Every taqueria on Lorenzo Boturini serves the usual offerings like pastor, suadero, cabeza, bistec, and chuleta. You’ll find several taquerias along this street but we went to the three featured on Taco Chronicles.
Netflix highlighted their tacos al pastor so that’s what we ordered from all three taquerias to see which one we liked the best.
18. Tacos Los Güeros de Boturini
I’m not one to keep you in suspense so I’ll tell your straight up, the pastor from Los Güeros de Boturini was our favorite. I understand that taste is subjective but for us, theirs was the best. Not only were they the best along Lorenzo Boturini, but they were among the best pastor tacos we had anywhere in Mexico City. They were seriously delicious.
Of the three Lorenzo Boturini taquerias featured in this article, Los Güeros de Boturini opens the latest, at 4:30PM. They’re definitely worth the wait.

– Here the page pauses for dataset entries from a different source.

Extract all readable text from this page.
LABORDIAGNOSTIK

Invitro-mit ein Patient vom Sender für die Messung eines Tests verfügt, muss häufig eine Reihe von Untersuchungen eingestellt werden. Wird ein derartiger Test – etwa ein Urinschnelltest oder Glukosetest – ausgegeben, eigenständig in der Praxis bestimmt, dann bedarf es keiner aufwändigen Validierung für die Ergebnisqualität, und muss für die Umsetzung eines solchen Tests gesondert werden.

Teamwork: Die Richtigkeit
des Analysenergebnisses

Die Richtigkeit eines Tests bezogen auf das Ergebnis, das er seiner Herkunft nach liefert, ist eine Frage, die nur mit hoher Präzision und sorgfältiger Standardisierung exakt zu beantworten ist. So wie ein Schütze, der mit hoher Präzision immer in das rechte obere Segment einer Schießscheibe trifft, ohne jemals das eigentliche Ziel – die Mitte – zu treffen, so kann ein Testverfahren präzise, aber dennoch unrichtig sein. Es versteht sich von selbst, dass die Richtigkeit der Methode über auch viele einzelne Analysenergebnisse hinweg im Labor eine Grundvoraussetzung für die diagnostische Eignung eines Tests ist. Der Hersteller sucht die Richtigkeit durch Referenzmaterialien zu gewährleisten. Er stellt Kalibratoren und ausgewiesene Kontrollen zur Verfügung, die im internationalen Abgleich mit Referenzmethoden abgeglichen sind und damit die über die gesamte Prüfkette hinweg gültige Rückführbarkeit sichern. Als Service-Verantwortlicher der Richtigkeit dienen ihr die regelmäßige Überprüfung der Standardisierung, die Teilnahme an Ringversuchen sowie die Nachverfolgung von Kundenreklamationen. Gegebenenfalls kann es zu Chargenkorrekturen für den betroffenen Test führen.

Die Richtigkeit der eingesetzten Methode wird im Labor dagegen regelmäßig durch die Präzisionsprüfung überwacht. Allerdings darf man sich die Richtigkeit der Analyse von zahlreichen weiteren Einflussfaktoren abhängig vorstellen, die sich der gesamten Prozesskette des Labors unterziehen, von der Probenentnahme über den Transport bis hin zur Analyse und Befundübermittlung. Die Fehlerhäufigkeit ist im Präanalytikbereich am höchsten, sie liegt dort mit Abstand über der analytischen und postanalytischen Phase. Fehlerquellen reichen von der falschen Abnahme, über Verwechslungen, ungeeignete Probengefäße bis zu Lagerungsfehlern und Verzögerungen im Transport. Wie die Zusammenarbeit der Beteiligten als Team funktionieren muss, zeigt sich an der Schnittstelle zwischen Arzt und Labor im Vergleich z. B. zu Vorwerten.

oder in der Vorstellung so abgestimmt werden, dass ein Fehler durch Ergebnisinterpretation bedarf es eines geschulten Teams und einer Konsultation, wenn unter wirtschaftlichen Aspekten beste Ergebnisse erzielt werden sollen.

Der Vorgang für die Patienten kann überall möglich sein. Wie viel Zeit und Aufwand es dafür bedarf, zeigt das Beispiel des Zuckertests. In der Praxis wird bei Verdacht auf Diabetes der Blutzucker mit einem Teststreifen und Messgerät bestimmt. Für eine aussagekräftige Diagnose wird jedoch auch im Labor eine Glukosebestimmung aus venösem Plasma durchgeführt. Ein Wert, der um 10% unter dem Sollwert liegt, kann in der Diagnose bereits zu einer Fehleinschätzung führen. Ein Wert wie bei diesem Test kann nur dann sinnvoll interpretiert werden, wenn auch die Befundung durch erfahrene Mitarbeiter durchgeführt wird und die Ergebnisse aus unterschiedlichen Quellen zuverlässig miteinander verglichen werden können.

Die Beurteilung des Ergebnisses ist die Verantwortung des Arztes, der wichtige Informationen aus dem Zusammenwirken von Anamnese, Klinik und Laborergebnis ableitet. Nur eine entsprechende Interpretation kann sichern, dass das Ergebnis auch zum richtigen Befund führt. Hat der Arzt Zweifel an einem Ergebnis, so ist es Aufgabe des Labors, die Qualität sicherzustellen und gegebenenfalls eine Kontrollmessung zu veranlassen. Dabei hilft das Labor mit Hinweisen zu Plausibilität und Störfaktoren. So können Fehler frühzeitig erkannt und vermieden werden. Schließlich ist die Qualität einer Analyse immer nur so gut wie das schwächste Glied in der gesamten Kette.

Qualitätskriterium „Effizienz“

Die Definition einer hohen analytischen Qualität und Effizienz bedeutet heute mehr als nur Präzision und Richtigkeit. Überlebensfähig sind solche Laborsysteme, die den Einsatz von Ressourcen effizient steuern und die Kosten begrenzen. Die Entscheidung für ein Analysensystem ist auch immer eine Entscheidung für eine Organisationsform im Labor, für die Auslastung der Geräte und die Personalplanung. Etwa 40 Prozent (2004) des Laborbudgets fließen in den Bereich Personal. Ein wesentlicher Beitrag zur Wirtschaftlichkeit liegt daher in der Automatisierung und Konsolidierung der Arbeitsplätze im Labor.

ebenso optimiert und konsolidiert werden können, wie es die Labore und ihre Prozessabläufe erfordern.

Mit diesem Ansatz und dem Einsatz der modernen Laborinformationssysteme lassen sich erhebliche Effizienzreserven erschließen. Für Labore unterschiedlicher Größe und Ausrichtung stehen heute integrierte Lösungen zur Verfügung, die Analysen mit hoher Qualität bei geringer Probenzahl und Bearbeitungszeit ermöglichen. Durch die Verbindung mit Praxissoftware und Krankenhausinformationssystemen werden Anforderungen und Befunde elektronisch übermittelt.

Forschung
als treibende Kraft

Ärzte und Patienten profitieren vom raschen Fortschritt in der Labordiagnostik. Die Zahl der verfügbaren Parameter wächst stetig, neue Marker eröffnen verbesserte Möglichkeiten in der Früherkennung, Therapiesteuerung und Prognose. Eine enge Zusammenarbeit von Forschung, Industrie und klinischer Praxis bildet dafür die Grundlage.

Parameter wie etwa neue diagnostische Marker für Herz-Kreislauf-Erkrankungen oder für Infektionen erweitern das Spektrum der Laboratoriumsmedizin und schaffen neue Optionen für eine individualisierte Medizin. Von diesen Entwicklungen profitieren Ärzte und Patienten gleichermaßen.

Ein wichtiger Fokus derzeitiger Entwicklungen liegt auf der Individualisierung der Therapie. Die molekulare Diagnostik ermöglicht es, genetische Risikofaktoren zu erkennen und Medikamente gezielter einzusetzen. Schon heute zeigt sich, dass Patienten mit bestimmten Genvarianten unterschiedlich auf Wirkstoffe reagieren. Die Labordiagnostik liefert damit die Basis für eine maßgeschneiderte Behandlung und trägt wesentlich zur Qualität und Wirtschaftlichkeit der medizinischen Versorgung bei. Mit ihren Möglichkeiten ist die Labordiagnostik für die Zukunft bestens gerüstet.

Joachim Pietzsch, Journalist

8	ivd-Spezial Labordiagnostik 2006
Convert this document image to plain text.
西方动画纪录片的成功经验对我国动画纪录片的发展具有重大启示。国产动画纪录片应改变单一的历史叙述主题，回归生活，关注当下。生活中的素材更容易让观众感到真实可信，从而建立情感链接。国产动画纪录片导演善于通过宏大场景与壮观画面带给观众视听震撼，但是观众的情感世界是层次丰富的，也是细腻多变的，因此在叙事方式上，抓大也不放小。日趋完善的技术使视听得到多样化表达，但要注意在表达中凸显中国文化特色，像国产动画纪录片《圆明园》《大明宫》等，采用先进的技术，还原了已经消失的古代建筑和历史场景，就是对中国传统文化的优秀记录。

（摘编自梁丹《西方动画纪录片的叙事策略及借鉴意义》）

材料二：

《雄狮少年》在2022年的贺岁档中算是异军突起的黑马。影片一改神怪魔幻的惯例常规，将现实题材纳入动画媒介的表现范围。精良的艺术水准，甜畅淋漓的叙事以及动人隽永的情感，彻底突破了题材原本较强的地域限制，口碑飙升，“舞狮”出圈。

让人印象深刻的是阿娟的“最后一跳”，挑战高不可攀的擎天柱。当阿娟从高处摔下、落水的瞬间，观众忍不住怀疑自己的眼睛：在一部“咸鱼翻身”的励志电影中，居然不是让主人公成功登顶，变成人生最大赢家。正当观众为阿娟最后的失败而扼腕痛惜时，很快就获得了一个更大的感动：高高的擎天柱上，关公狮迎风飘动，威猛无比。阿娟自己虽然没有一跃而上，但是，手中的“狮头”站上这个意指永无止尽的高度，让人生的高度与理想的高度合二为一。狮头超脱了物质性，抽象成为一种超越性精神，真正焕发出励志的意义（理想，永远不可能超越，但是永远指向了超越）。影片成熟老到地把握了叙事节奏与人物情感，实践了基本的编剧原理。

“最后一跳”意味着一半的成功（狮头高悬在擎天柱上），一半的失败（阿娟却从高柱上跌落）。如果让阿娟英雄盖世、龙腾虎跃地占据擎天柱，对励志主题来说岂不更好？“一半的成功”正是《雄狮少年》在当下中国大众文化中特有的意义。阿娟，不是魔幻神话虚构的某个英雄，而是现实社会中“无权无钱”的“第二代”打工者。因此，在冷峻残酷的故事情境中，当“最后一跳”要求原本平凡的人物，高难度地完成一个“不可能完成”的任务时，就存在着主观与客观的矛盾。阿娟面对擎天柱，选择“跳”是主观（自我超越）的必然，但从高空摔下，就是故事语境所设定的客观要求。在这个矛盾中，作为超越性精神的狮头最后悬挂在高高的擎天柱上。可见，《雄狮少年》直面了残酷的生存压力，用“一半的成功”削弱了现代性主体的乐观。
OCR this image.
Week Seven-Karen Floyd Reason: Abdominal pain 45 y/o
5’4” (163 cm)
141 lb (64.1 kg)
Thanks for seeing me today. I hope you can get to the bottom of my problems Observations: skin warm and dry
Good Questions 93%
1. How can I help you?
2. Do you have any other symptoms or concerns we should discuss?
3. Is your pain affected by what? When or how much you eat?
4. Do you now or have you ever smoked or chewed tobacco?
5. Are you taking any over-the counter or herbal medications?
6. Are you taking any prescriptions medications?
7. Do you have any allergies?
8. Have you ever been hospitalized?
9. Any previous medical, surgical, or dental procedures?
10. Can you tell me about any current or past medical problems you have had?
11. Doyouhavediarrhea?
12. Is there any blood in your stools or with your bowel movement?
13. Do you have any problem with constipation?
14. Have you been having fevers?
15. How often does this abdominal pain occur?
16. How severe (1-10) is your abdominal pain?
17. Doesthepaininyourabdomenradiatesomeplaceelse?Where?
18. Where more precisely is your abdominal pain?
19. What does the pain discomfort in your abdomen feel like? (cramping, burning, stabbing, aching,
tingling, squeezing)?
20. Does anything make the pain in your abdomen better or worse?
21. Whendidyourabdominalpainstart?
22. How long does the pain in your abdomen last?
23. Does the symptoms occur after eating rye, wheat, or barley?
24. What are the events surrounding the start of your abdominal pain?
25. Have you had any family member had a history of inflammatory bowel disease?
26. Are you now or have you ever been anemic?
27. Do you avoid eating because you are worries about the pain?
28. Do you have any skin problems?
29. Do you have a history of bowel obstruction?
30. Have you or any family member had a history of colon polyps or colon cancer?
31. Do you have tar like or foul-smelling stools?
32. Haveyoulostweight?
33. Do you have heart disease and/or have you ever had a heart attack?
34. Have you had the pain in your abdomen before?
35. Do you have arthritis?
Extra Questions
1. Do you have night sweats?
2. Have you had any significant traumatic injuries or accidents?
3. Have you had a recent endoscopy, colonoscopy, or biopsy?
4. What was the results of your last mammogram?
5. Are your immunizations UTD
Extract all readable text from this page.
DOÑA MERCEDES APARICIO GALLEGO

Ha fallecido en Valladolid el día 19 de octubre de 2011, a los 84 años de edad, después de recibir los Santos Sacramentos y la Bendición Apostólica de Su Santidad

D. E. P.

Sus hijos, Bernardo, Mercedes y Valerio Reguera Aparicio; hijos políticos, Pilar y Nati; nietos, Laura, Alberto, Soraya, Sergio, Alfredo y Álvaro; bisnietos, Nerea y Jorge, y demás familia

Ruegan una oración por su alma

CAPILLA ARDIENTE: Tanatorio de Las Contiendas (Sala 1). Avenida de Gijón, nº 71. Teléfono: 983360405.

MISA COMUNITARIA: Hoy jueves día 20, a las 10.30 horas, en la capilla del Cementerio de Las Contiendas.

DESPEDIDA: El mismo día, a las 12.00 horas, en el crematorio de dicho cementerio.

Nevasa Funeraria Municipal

Tacos Los Güeros de Boturini
Address: Lorenzo Boturini 4354, Aeronáutica Militar, Venustiano Carranza, 15980 Ciudad de México, CDMX
Operating Hours: 4:30PM-1AM, Mon-Thurs / 4:30PM-4:30AM, Fri-Sat / 4PM-1AM, Sun
What to Order: Pastor, suadero, cabeza, tripa
What We Paid: MXN 18 per taco
19. El Gabacho Taqueria
Los Güeros de Boturini may have been our favorite but El Gabacho wasn’t far behind. Taste truly is subjective so we highly recommend going to all three to see which one suits you the best.
One thing we really liked about El Gabacho is that they serve their pineapple as a condiment on your table so you’re free to add as much as you like. Their salsas were ferociously hot as well.
El Gabacho opens at 2:30PM everyday.
El Gabacho Taqueria
Address: Lorenzo Boturini 659, Jardín Balbuena, Venustiano Carranza, 15900 Ciudad de México, CDMX
Operating Hours: 2:30PM-12MN, Thurs-Sun / 2:30-11:30PM, Mon-Wed
What to Order: Pastor, suadero, cabeza, tripa
What We Paid: MXN 18 per taco
20. El Pastorcito
The pastor tacos at El Pastorcito are delicious as well. Like El Gabacho, they offer their pineapple as a condiment on your table so you’re welcome to add as much as you like. The citrusy sweetness of the pineapple goes so well with the spiciness and smokiness of the pastor meat.
El Pastorcito is located right next to El Gabacho. They open the earliest at 1PM so we recommend taking an Uber to Lorenzo Boturini Street at around 3:30-4PM so you don’t have to wait too long to go to all three taquerias.
Address: Lorenzo Boturini 4503, Aeronáutica Militar, Venustiano Carranza, 15970 Ciudad de México, CDMX
Operating Hours: 1PM-2:30AM, Mon-Thurs / 1PM-4:30AM, Fri-Sat / 1PM-12MN, Sun
What to Order: Pastor, suadero, cabeza, tripa
What We Paid: MXN 18 per taco
MEXICO CITY TACO MAP
To help you navigate to these taquerias in Mexico City, I’ve pinned them all on the map below. It includes many other restaurants as well that we’ll feature in an upcoming Mexico City restaurant guide. Click on the link for an interactive version of the map.
FINAL THOUGHTS ON THE BEST TACOS IN MEXICO CITY
As you can probably tell from this guide, we LOVE tacos. We could eat them everyday which is practically what we did on our last trip to Mexico City. Bite-sized and with lots of variety, we could never grow tired of them.
We’ll be in Mexico for at least another year so chances are, we’ll be eating our way through Mexico City again soon. We’ll definitely update and refine this guide after every visit though it probably won’t grow to more than 25 taquerias. The goal is to find the best tacos in Mexico City so quality, not quantity, is key.
In any case, I hope you enjoyed reading this guide as much as I enjoyed writing (and doing research for) it. If you’re from Mexico City and have suggestions on which taquerias to visit, then we’d love to hear from you.
Thanks for reading and have a delicious time eating the best tacos in Mexico City!